Edit: I plugged it into the computer and it is ready to use as USB Composite, USB Mass Storage, HTC Dream Composite ADB, and HP Android Tablet USB, so it seems like it's still on, as I kind of figured. Is there any special way I'm missing to shut it down manually other than holding the power button for 30 seconds?


----------



## djcalied (Oct 14, 2011)

Wow i made an account here just so i could post about the same issue. I even tried holding power+home first, but it turns out i just wasnt holding it long enough


----------



## NotTheAndroid (Aug 29, 2011)

You got yours working, djcalied? I was worried for a minute, but the similar thing has happened on my Droid Charge, so I figured it was just a matter of knowing how to reset it


----------



## st0kes (Oct 14, 2011)

Hmm, strange. My touchpad was dead this morning after installing CM7 and leaving it on charge all night. Doing the power+home combo for 20 seconds was the only way to revive it.


----------



## Testicle (Oct 7, 2011)

st0kes said:


> Hmm, strange. My touchpad was dead this morning after installing CM7 and leaving it on charge all night. Doing the power+home combo for 20 seconds was the only way to revive it.


Same thing for me here, charged it over night and had to restart it w power/home.
Anything else seems to work fine.


----------



## dewijaro (Sep 15, 2011)

Thank you for this post! I could just hear my wife saying, "I told you not to mess with that!" But she also called the tablet a coaster with webOS on it.


----------



## jutley (Oct 13, 2011)

One thing i have noticed is if you dont press the power button to put the device into sleep and just let the screen timeout on its own it seems to behave i have been testing it for a while now and i have not have to reboot now please try and test.


----------



## Athorax (Jul 20, 2011)

I have had it black screen on me 3 times now. It isn't a huge deal since 20 seconds to reboot it + the ridiculously fast 10 second boot time isn't that bad. Hopefully it gets resolved though.


----------



## shark1987 (Oct 14, 2011)

i was hoping there was going to be a better solution to this haha. But yea, it seems like every time the tablet goes to sleep it never comes out (for me at least). I thought the battery had run down overnight but actually it was just this.


----------



## bL33d (Jun 23, 2011)

i wonder if useing an app that keeps ur device from going into deep sleep would be a temp fix?


----------



## HenrySup (Oct 13, 2011)

I disabled lockscreen at both menus and it seems to have resolved the issue.


----------



## jutley (Oct 13, 2011)

I can confirm 100% just let your screen dim itself dont press power button to turn off and it will be fine.


----------



## Trompeta (Oct 10, 2011)

HenrySup said:


> I disabled lockscreen at both menus and it seems to have resolved the issue.

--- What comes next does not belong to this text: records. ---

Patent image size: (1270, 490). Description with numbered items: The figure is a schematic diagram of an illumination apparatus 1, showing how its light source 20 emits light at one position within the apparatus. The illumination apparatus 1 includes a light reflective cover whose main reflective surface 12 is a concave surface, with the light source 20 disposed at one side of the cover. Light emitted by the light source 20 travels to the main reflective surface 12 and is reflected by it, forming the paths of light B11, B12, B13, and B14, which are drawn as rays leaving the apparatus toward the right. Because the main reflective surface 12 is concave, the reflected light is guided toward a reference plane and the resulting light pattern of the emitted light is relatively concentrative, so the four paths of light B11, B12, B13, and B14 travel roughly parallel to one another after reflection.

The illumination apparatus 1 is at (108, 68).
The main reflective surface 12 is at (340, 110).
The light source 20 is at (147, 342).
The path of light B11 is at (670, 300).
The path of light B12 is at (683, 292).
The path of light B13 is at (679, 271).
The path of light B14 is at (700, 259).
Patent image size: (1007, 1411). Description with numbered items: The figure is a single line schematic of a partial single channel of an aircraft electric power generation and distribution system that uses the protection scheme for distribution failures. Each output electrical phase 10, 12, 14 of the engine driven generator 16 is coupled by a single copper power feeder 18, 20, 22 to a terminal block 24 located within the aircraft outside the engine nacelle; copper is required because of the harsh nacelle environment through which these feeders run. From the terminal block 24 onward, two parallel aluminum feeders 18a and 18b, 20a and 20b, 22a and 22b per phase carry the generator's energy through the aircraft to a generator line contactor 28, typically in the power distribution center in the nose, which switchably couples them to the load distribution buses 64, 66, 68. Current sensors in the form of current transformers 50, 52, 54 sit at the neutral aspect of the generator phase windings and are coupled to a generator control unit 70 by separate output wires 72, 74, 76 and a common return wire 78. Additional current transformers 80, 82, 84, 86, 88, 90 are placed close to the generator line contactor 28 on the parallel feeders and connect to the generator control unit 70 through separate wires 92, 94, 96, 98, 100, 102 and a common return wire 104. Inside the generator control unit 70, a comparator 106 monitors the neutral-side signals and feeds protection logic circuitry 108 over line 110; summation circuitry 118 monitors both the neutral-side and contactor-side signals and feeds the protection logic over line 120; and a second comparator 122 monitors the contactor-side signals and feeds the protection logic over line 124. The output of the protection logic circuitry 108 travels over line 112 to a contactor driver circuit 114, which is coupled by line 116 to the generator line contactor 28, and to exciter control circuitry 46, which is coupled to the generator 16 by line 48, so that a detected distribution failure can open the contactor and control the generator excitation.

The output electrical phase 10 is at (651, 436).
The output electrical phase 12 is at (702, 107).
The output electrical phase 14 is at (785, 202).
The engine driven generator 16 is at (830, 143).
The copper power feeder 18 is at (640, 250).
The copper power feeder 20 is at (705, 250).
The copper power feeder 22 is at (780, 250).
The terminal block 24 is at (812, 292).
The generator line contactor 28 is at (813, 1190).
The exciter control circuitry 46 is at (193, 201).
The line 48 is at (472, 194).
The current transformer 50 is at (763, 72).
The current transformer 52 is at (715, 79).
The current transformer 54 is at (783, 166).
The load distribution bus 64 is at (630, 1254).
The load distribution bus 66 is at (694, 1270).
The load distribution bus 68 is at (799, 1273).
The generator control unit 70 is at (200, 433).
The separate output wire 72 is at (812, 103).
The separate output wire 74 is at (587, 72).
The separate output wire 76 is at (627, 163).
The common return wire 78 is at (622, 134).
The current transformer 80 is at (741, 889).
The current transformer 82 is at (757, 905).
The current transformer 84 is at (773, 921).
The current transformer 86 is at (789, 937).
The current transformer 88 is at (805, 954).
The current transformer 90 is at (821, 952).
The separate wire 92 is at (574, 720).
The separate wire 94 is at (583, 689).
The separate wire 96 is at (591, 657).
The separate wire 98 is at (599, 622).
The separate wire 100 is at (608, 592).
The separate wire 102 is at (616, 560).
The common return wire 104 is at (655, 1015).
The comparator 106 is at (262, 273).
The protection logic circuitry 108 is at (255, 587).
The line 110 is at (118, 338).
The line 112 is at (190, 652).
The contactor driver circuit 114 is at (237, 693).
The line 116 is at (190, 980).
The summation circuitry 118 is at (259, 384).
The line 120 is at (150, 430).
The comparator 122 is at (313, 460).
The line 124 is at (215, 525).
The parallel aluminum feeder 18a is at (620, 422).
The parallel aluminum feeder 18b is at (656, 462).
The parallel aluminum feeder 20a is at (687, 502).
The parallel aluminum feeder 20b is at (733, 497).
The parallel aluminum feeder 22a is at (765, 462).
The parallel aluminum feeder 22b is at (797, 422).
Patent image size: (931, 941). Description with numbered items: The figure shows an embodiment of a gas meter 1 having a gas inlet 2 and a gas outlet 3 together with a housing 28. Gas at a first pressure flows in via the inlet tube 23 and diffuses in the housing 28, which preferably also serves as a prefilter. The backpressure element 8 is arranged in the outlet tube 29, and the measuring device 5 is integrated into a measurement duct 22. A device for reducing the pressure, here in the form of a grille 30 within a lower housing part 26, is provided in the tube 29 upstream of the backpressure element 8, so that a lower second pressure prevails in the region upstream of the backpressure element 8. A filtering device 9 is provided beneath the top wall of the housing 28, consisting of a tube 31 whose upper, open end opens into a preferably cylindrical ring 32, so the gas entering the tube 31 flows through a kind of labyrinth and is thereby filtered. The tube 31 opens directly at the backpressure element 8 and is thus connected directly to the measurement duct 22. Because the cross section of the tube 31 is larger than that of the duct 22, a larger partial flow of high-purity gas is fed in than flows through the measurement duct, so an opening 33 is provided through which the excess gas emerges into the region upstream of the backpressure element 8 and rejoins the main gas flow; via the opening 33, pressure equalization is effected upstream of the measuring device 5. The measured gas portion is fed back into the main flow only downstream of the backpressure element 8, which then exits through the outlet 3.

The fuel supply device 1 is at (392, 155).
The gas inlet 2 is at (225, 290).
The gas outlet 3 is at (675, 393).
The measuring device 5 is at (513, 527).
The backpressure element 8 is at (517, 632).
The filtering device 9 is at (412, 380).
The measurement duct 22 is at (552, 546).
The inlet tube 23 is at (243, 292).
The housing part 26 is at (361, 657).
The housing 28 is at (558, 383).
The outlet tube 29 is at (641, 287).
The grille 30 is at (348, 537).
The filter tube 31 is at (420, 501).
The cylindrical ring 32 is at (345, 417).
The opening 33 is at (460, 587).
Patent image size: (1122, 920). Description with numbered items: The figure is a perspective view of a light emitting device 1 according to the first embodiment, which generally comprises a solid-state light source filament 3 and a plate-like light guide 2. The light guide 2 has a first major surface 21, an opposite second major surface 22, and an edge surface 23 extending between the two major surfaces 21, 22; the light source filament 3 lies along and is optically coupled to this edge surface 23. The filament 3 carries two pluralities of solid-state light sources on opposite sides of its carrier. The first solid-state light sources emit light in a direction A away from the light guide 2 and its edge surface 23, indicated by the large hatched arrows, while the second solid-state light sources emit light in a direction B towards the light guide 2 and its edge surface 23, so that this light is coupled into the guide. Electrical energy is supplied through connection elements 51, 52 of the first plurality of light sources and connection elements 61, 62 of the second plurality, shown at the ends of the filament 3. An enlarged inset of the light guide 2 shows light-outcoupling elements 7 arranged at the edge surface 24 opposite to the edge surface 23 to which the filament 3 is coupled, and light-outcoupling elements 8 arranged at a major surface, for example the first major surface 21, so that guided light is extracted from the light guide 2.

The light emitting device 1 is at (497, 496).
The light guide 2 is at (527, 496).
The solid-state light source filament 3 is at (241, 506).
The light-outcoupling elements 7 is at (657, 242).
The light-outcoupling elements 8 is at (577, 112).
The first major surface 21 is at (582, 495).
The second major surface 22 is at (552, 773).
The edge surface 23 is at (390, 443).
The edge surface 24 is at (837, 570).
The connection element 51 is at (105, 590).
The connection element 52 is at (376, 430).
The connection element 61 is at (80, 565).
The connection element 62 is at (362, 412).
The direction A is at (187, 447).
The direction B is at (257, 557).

a little more details... which menus?


----------



## shark1987 (Oct 14, 2011)

jutley said:


> I can confirm 100% just let your screen dim itself dont press power button to turn off and it will be fine.


Yea, I'd also like what two menus? I only know about the one in the Tablet Tweaks that disables the Lockscreen.


----------



## shark1987 (Oct 14, 2011)

jutley said:


> I can confirm 100% just let your screen dim itself dont press power button to turn off and it will be fine.


Yea, I'd also like what two menus? I only know about the one in the Tablet Tweaks that disables the Lockscreen.


----------



## Jotokun (Sep 24, 2011)

From what I've seen both proposed solutions seem to fix the lockups: either let it time out or disable the lockscreen (although I only did it through one setting under the CM Settings). I'll definitly keep it like this and hope the issue doesnt return.


----------